Sauvetage

en milieu aquatique

État de choc - définition et principes

Définition

L’état de choc se définit par un manque d’oxygène aux organes vitaux. Une baisse de la tension artérielle ainsi que la chute du débit cardiaque sont les principales causes de ce manque d’oxygène.

Principes

Dans un premier temps, l’organisme a plusieurs mécanismes qui permettent un maintient (une compensation) de la tension artérielle dans un niveau convenable.

Les mécanismes de compensations

1. La vasoconstriction veineuse: La vasoconstriction crée une augmentation du retour veineux, donc du débit cardiaque. Voici comment cela se produit: l'organisme humain contient de grosses veines. Celles-ci sont sa principale réserve de sang. Elles sont souvent surdimensionnées. Lorsqu’il y a une baisse de tension artérielle, l’organisme diminue le diamètre de ces veines (à l'aide de muscles lisses contenus dans leurs parois). Ainsi, il diminue le volume total de sang qu'il peut contenir. De cette façon, la tension artérielle est maintenue même si la quantité de sang dans l’organisme a diminuée!

2. Augmentation de la repiration: Il y a une augmentation de la respiration, ce qui fait augmenter la concentration d’oxygène contenue dans le sang.

3. Augmentation du rythmen cardiaque: Il y a une augmentation du rythme cardiaque (> 120 battements par minutes) qui permet une distribution plus rapide de l’oxygène vers les organes vitaux.

Le choc décompensé

Lorsque le manque d'oxygène est généralisé, il peut arriver que le corps ne soit plus capable d'utiliser les mécanismes de compensation.À ce moment, la victime vit un état de choc décompensé. L’organisme n’est plus en mesure de faire face aux besoins en oxygène des tissus. La réponse de l’organisme à cet état est une vasoconstriction intense de la peau, des muscles et des viscères. C'est ce qui donne la pâleur et la froideur de la peau. Il y a aussi apparition de la soif, puisqu’il se produit des transferts de liquides vers les vaisseaux sanguins. Les chances de survie d’une victime dans cet état sont très faibles. Il faut rapidement rétablir sa tension artérielle à l’aide de solutés et de transfusions.
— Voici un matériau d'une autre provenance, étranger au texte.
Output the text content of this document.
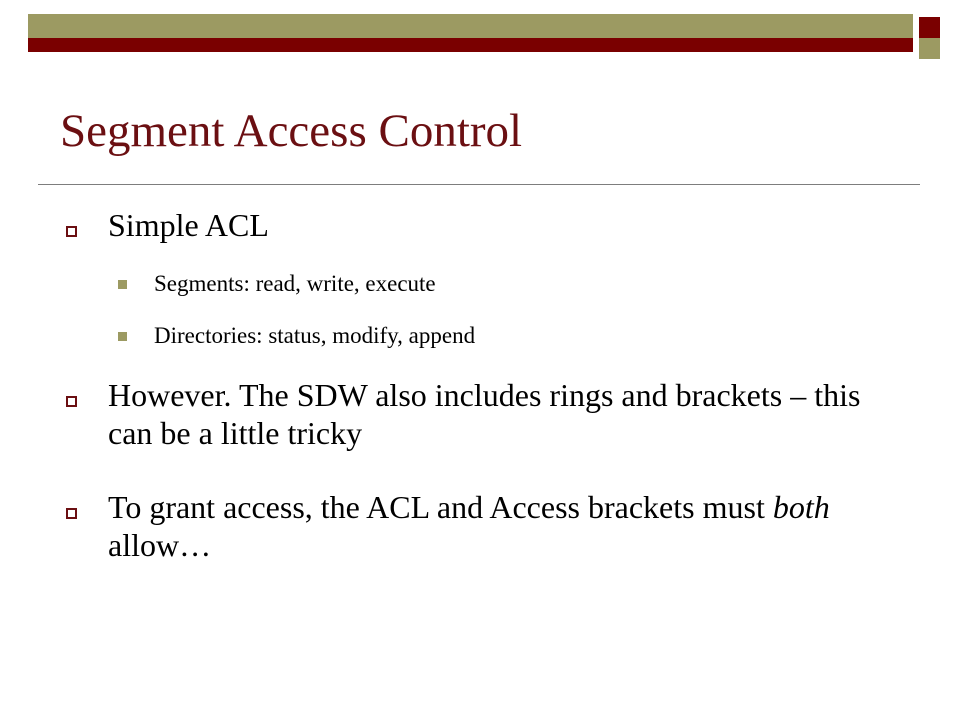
Segment Access Control
Simple ACL
Segments: read, write, execute
Directories: status, modify, append
However. The SDW also includes rings and brackets – this can be a little tricky
To grant access, the ACL and Access brackets must both allow…
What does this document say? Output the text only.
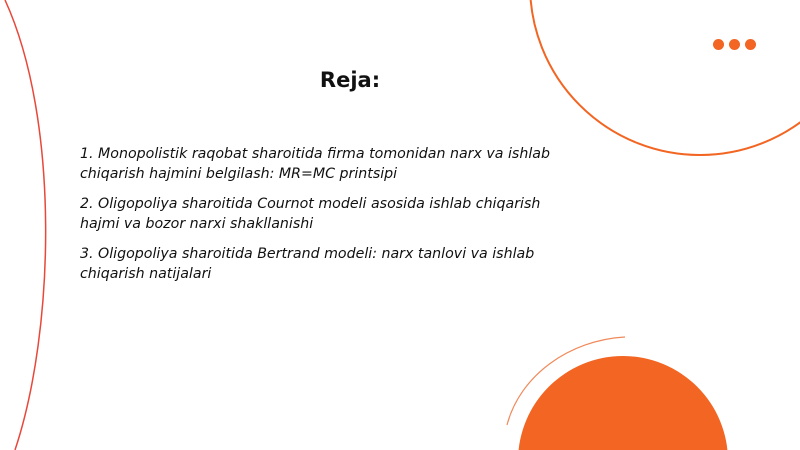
Reja:
1. Monopolistik raqobat sharoitida firma tomonidan narx va ishlab chiqarish hajmini belgilash: MR=MC printsipi
2. Oligopoliya sharoitida Cournot modeli asosida ishlab chiqarish hajmi va bozor narxi shakllanishi
3. Oligopoliya sharoitida Bertrand modeli: narx tanlovi va ishlab chiqarish natijalari
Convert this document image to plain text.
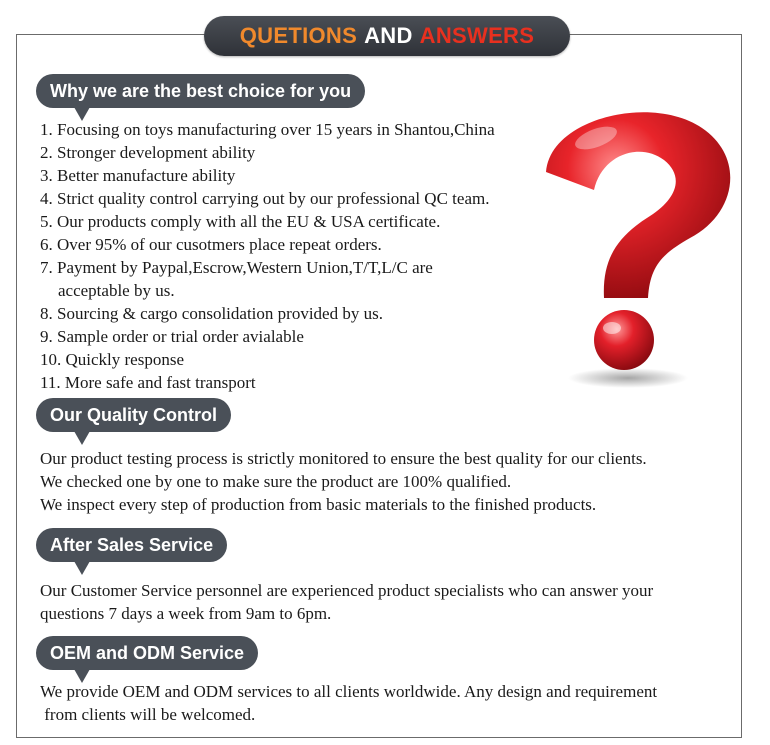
QUETIONS AND ANSWERS
Why we are the best choice for you

1. Focusing on toys manufacturing over 15 years in Shantou,China

2. Stronger development ability

3. Better manufacture ability

4. Strict quality control carrying out by our professional QC team.

5. Our products comply with all the EU & USA certificate.

6. Over 95% of our cusotmers place repeat orders.

7. Payment by Paypal,Escrow,Western Union,T/T,L/C are

acceptable by us.

8. Sourcing & cargo consolidation provided by us.

9. Sample order or trial order avialable

10. Quickly response

11. More safe and fast transport

Our Quality Control

Our product testing process is strictly monitored to ensure the best quality for our clients.

We checked one by one to make sure the product are 100% qualified.

We inspect every step of production from basic materials to the finished products.

After Sales Service

Our Customer Service personnel are experienced product specialists who can answer your

questions 7 days a week from 9am to 6pm.

OEM and ODM Service

We provide OEM and ODM services to all clients worldwide. Any design and requirement

from clients will be welcomed.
État de choc - signes et symptômes et traitements

Signes et symptômes

- Peau pâle, froide et moite.
- Agitation, anxiété, angoisse.
- Désorientation, confusion, tremblements.
- Étourdissements, niveau de conscience variable.
- Bleuissement des lèvres et de la peau.

Traitements -> "Porsche"

- Position confortable, semi assise ou latérale de sécurité.
- Oxygène.
- Rassurer la victime.
- Surveiller ses signes vitaux (à toutes les minutes).
- Couvrir la victime.
- Haut les jambes (sauf si problème à l'abdomène, thorax, tête ou hypothermie).
- Éliminer la cause.

Position victime

État de choc - élévation des jambes

Le but derrière l’élévation des jambes est la prévention de l’état de choc. Lorsque l’état de choc progresse, il peut devenir impossible à renverser. Initialement, la progression est généralement lente puisque l’organisme a de nombreux mécanisme de défenses (vasoconstriction, augmentation de la respiration et du pouls, etc.) qui permettent de maintenir la tension artérielle relativement stable pour un certain temps.

Passé ce délai, le manque d’oxygène généralisé rend impossible le maintien de ces mécanismes de défenses. À ce moment, la tension artérielle tombera rapidement et l’état de la victime deviendra rapidement critique (état de choc décompensé : il n’y a plus aucune compensation qui permette de maintenir la tension artérielle).

L' élévation des jambes a été, depuis de nombreuses années, recommandée par les différents formateurs de premiers soins afin de retarder l'apparition du choc décompensé. C'est par cette élévation que les secouristes tentaient de ramener le sang vers les organes vitaux (tête, poumons, coeur). Cependant, une fois les jambes levées, on ne peut plus les descendre puisque cela entraînerait une brusque chute de pression sanguine qui pourrait entraîner de graves conséquences chez la victime. Aussi, si la victime devenait inconsciente, on ne pourrait pas la placer en position latérale de sécurité.

C'est pourquoi il incombe au sauveteur de déterminer s'il doit élever les jambes d'une victime en état de choc.